Professional Development
Nonprofits / Social justice

Media Mobilizing Project is launching an online archive of Philly’s social justice movements

Next year, videos documenting the city's social movements going back as far as 2002 will be available to stream online.

A rally outside School District headquarters , March 2013. (Photo by Flickr user Peoples World, used under a Creative Commons license)

Media Mobilizing Project (MMP), a nonprofit that works to amplify voices of communities fighting for justice, equity and human rights, has launched the first stage of its digital archive of social justice movements in Philadelphia.

The archive will contain more than 800 hours of footage documenting local movements, including clips from grassroots campaigns for education funding, immigrant rights and workers’ rights. Starting Thursday, MMP will make available the metadata for these clips, and site users will be able to request videos they’re interested in.

The first part of the launch will include footage spanning from 2006 to 2012, and the organization will gradually release the rest of its footage, going back to 2002. The content will be hosted on a separate site, called the People’s Media Record.

Currently, folks can browse through the site with keywords like education, racial justice, housing and healthcare, chose a location or organization they’d like to know more about. From there, users can request footage from metadata provided to learn more.

The organization said that students, journalists, historians and organizers will be able to view the archive in its entirety, and be able to stream videos directly on the site in 2020.

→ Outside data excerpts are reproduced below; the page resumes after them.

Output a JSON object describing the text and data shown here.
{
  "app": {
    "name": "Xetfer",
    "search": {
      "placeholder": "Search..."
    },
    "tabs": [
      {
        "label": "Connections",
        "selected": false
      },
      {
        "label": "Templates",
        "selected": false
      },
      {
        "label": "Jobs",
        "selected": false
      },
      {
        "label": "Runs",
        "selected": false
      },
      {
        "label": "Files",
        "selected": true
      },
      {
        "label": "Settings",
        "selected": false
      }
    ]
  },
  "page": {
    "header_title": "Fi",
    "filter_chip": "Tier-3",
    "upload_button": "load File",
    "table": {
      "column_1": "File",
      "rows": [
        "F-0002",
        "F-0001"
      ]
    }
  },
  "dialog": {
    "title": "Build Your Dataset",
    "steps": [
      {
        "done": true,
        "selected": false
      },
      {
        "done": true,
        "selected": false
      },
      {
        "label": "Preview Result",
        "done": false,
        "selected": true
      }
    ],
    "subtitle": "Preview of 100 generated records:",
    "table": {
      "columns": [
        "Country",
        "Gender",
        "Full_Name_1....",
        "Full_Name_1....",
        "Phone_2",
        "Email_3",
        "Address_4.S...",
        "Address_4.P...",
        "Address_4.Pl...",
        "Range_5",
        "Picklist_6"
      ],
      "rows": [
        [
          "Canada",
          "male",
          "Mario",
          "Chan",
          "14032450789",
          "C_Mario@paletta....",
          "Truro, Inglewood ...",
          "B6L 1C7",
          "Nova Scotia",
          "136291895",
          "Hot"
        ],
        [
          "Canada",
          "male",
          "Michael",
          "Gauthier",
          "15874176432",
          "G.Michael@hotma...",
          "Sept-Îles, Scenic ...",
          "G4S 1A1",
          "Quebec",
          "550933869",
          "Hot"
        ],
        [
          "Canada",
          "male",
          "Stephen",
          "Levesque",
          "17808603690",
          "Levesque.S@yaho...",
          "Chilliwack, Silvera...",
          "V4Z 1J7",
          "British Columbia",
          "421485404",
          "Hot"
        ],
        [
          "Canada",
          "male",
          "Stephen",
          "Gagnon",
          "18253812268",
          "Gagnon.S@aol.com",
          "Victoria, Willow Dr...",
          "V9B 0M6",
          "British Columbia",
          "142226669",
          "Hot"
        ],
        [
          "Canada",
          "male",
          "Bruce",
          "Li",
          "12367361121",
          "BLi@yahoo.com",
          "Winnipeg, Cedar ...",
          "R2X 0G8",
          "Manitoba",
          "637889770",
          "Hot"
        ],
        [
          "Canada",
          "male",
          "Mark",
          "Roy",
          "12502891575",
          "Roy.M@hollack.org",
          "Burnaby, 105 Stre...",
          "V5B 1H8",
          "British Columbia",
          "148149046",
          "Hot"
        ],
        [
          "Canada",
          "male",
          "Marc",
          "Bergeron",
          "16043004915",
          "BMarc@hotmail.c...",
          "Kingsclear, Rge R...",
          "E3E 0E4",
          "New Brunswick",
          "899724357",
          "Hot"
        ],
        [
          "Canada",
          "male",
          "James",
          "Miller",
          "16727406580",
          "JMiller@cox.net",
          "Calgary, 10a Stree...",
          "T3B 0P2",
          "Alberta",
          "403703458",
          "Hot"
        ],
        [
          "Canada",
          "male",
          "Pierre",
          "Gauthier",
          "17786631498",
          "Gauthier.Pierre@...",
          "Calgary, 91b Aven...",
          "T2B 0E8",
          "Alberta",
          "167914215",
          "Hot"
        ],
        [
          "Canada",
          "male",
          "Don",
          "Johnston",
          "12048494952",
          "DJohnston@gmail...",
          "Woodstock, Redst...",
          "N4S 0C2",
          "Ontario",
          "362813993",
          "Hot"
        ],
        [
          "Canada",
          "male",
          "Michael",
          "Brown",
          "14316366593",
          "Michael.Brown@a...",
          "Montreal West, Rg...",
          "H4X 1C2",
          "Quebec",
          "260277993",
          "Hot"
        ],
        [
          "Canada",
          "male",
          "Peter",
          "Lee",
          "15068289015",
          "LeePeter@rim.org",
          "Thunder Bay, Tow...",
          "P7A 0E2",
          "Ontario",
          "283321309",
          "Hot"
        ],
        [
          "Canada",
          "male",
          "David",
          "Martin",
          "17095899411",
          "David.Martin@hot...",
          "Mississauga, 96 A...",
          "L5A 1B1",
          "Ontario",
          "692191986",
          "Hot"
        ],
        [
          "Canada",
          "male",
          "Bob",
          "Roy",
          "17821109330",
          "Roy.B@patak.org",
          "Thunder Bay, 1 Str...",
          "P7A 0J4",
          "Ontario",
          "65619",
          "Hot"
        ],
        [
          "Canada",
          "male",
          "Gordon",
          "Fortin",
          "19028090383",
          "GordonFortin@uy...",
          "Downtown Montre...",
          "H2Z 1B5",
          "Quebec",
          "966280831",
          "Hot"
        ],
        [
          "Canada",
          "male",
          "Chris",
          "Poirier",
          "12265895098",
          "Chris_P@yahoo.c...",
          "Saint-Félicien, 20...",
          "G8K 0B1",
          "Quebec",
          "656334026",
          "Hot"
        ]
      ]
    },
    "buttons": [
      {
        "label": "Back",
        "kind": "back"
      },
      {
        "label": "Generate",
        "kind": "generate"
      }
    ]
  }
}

MMP has been working on this project since early 2017, said Mariam Dembele, the org’s communication coordinator. Dembele, Tech Manager Helyx Horwitz and a few other staff members will be fulfilling the requests until the rest of the project is launched next year.

The process of creating the archive has included centralizing footage that was spread out over multiple hard drives, digitizing old MiniDV tapes and collecting descriptive info about all the files.

“It was a major long-term project for us, however, we felt it was important because oftentimes this type of footage is lost,” Dembele said. “We wanted to preserve it as a record of Philadelphia’s vibrant history of protest and community action.”